Donald Trump did not say that he wants to shoot Liz Cheney.

On Friday, the legacy media suggested that Trump engaged in "violent" rhetoric against Cheney, a former congresswoman who endorsed Vice President Kamala Harris. They used it as evidence to scaremonger voters into believing their narrative that Trump is a fascist and wannabe dictator.

  • Daily Beast: "Trump Fantasizes About Shooting Female Rival in the Face"
  • CNN: "Trump says ‘war hawk’ Liz Cheney should be fired upon in escalation of violent rhetoric against his opponents"
  • NPR: "Trump, using violent language, attacks 'war hawk' Liz Cheney"
  • The Washington Post: "Trump suggests ‘war hawk’ Liz Cheney should have guns ‘trained on her face’"
  • The New York Times: "Trump Attacks Liz Cheney Using Violent War Imagery"
  • Axios: "Trump suggests Liz Cheney should have guns 'trained on her face'"

The Harris campaign even claimed in a statement that Trump suggested he wants Cheney to "face the firing squad."

'You know, they're all war hawks when they're sitting in Washington in a nice building saying, "Oh, gee, well, let's send 10,000 troops right into the mouth of the enemy."'

The problem, of course, is that Trump did not say what the media and Harris' campaign claim.

Speaking with Tucker Carlson in Arizona on Thursday, Trump was discussing Dick Cheney and Liz Cheney when he criticized the former congresswoman for being a "radical war hawk."

"I don't blame him for sticking with his daughter," Trump said of the former Republican vice president. "But his daughter's a very dumb individual, very dumb. She's a radical war hawk.

"Let's put her with a rifle standing there with nine barrels shooting at her. OK? Let's see how she feels about it. You know, when the guns are trained on her face," he continued. "You know, they're all war hawks when they're sitting in Washington in a nice building saying, 'Oh, gee, well, let's send 10,000 troops right into the mouth of the enemy.' But she's a stupid person. I'd have meetings with a lot of people, and she always wanted to go to war with people."
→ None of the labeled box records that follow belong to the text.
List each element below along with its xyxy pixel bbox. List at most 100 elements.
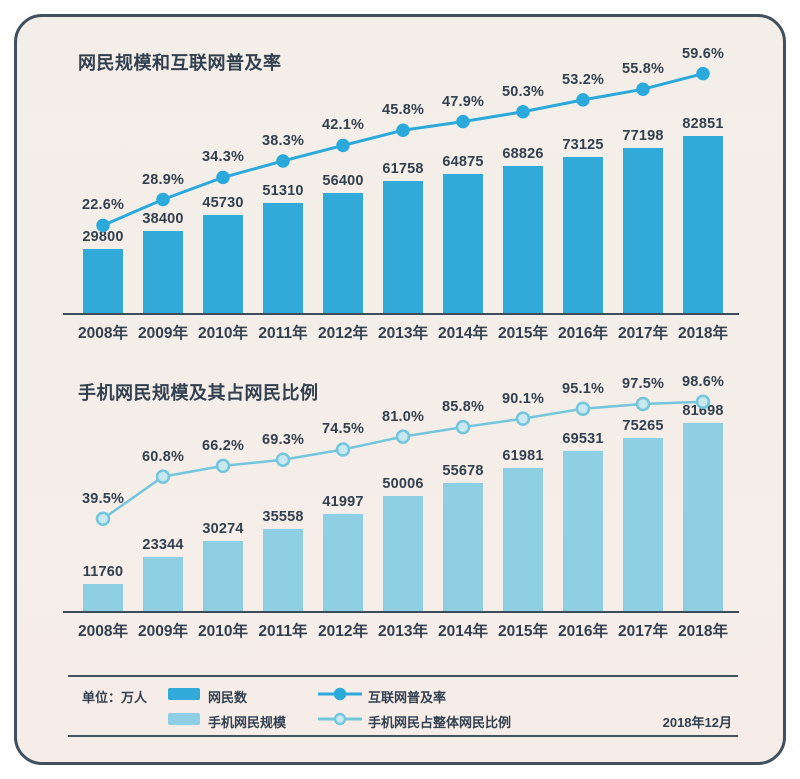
bar-value-label: 30274	[202, 521, 244, 537]
data-point-dot	[395, 429, 411, 444]
legend-label-netizens: 网民数	[208, 690, 248, 705]
bar	[683, 423, 723, 611]
x-axis-label: 2016年	[558, 325, 608, 342]
bar-value-label: 64875	[442, 154, 484, 170]
x-axis-line	[63, 610, 739, 613]
bar-value-label: 51310	[262, 183, 304, 199]
line-value-label: 97.5%	[621, 375, 665, 392]
divider-line	[68, 675, 738, 677]
bar-value-label: 56400	[322, 173, 364, 189]
date-label: 2018年12月	[662, 715, 732, 730]
bar-value-label: 61981	[502, 448, 544, 464]
x-axis-label: 2011年	[258, 325, 308, 342]
x-axis-label: 2011年	[258, 623, 308, 640]
data-point-dot	[696, 66, 710, 81]
bar	[503, 468, 543, 611]
bar	[683, 136, 723, 313]
x-axis-line	[63, 312, 739, 315]
line-value-label: 90.1%	[501, 390, 545, 407]
x-axis-label: 2009年	[138, 325, 188, 342]
line-value-label: 74.5%	[321, 421, 365, 438]
x-axis-label: 2009年	[138, 623, 188, 640]
plot-area-mobile-users: 11760 2008年 23344 2009年 30274 2010年 35558 2011年…	[63, 371, 739, 640]
bar	[83, 584, 123, 611]
data-point-dot	[275, 452, 291, 468]
bar	[143, 231, 183, 313]
x-axis-label: 2013年	[378, 623, 428, 640]
line-value-label: 38.3%	[261, 132, 305, 149]
x-axis-label: 2008年	[78, 623, 128, 640]
x-axis-label: 2010年	[198, 325, 248, 342]
data-point-dot	[335, 442, 351, 457]
legend-swatch-netizens	[168, 688, 200, 700]
x-axis-label: 2018年	[678, 325, 728, 342]
bar	[623, 148, 663, 313]
x-axis-label: 2018年	[678, 623, 728, 640]
trend-line	[96, 66, 710, 233]
data-point-dot	[636, 82, 650, 96]
line-value-label: 42.1%	[321, 117, 365, 134]
x-axis-label: 2012年	[318, 325, 368, 342]
line-value-label: 55.8%	[621, 61, 665, 78]
line-value-label: 69.3%	[261, 431, 305, 448]
data-point-dot	[396, 123, 410, 137]
bar-value-label: 29800	[82, 229, 124, 245]
bar	[503, 166, 543, 313]
data-point-dot	[455, 419, 471, 435]
data-point-dot	[515, 411, 531, 426]
bar	[263, 529, 303, 611]
x-axis-label: 2017年	[618, 325, 668, 342]
legend-line-icon-mobile-ratio	[318, 712, 362, 726]
x-axis-label: 2015年	[498, 623, 548, 640]
bar	[203, 215, 243, 313]
legend-label-mobile-ratio: 手机网民占整体网民比例	[368, 715, 512, 730]
bar-value-label: 55678	[442, 463, 484, 479]
line-value-label: 60.8%	[141, 448, 185, 465]
bar	[83, 249, 123, 313]
x-axis-label: 2010年	[198, 623, 248, 640]
x-axis-label: 2012年	[318, 623, 368, 640]
bar	[443, 483, 483, 611]
x-axis-label: 2016年	[558, 623, 608, 640]
x-axis-label: 2015年	[498, 325, 548, 342]
bar	[323, 514, 363, 611]
line-value-label: 66.2%	[201, 437, 245, 454]
bar-value-label: 35558	[262, 509, 304, 525]
legend-swatch-mobile-netizens	[168, 713, 200, 725]
line-value-label: 85.8%	[441, 399, 485, 416]
bar-value-label: 23344	[142, 537, 184, 553]
bar	[143, 557, 183, 611]
line-value-label: 98.6%	[681, 373, 725, 390]
data-point-dot	[576, 93, 590, 107]
data-point-dot	[95, 511, 111, 527]
bar	[563, 451, 603, 611]
x-axis-label: 2008年	[78, 325, 128, 342]
bar	[263, 203, 303, 313]
bar-value-label: 69531	[562, 431, 604, 447]
data-point-dot	[155, 469, 171, 484]
data-point-dot	[215, 458, 231, 474]
bar	[443, 174, 483, 313]
data-point-dot	[456, 114, 470, 129]
bar	[623, 438, 663, 611]
line-value-label: 59.6%	[681, 45, 725, 62]
data-point-dot	[336, 138, 350, 153]
bar-value-label: 81698	[682, 403, 724, 419]
line-value-label: 39.5%	[81, 490, 125, 507]
data-point-dot	[276, 154, 290, 168]
bar	[203, 541, 243, 611]
line-value-label: 22.6%	[81, 197, 125, 214]
bar	[383, 181, 423, 313]
bar-value-label: 11760	[82, 564, 124, 580]
legend-label-penetration: 互联网普及率	[368, 690, 447, 705]
line-value-label: 45.8%	[381, 102, 425, 119]
bar-value-label: 68826	[502, 146, 544, 162]
bar-value-label: 61758	[382, 161, 424, 177]
data-point-dot	[216, 170, 230, 185]
legend-label-mobile-netizens: 手机网民规模	[208, 715, 287, 730]
legend-line-icon-penetration	[318, 687, 362, 701]
line-value-label: 95.1%	[561, 380, 605, 397]
line-value-label: 50.3%	[501, 83, 545, 100]
line-value-label: 34.3%	[201, 149, 245, 166]
data-point-dot	[695, 394, 711, 410]
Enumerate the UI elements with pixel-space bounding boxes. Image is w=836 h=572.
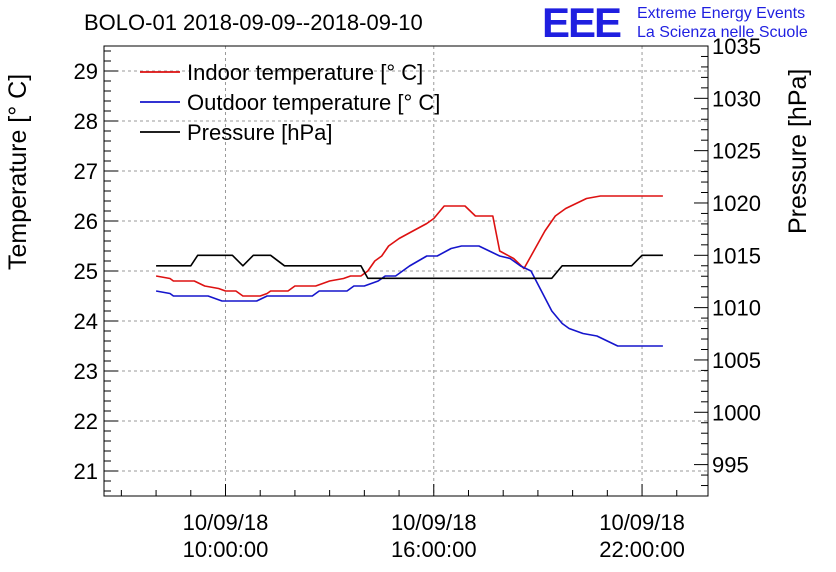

The context is clear: Trump is criticizing Cheney as a "war hawk" and suggesting that she would not flippantly support sending Americans to die in war if she had firsthand combat experience.

Trump did not threaten Cheney, nor did he "fantasize" about shooting her in the face, nor did he say he wants Cheney "fired upon," nor did he say he wants Cheney to stand before a firing squad. He simply suggested that it's easy to send other people to die in war when you yourself will never face and have never faced the physical or life-ending consequences of war.

Trump is saying that firsthand combat experience would give American leaders a different perspective about being pro-war.

American political discourse, in fact, has invented a term to describe such individuals: chicken hawks, or people who support war but refuse to have any skin in the game.

For her part, Cheney claimed Trump essentially issued a death threat against her.

"This is how dictators destroy free nations. They threaten those who speak against them with death. We cannot entrust our country and our freedom to a petty, vindictive, cruel, unstable man who wants to be a tyrant," she said.

Trump, of course, is no dictator — as his first four years as president proved — and he did not threaten death against anyone.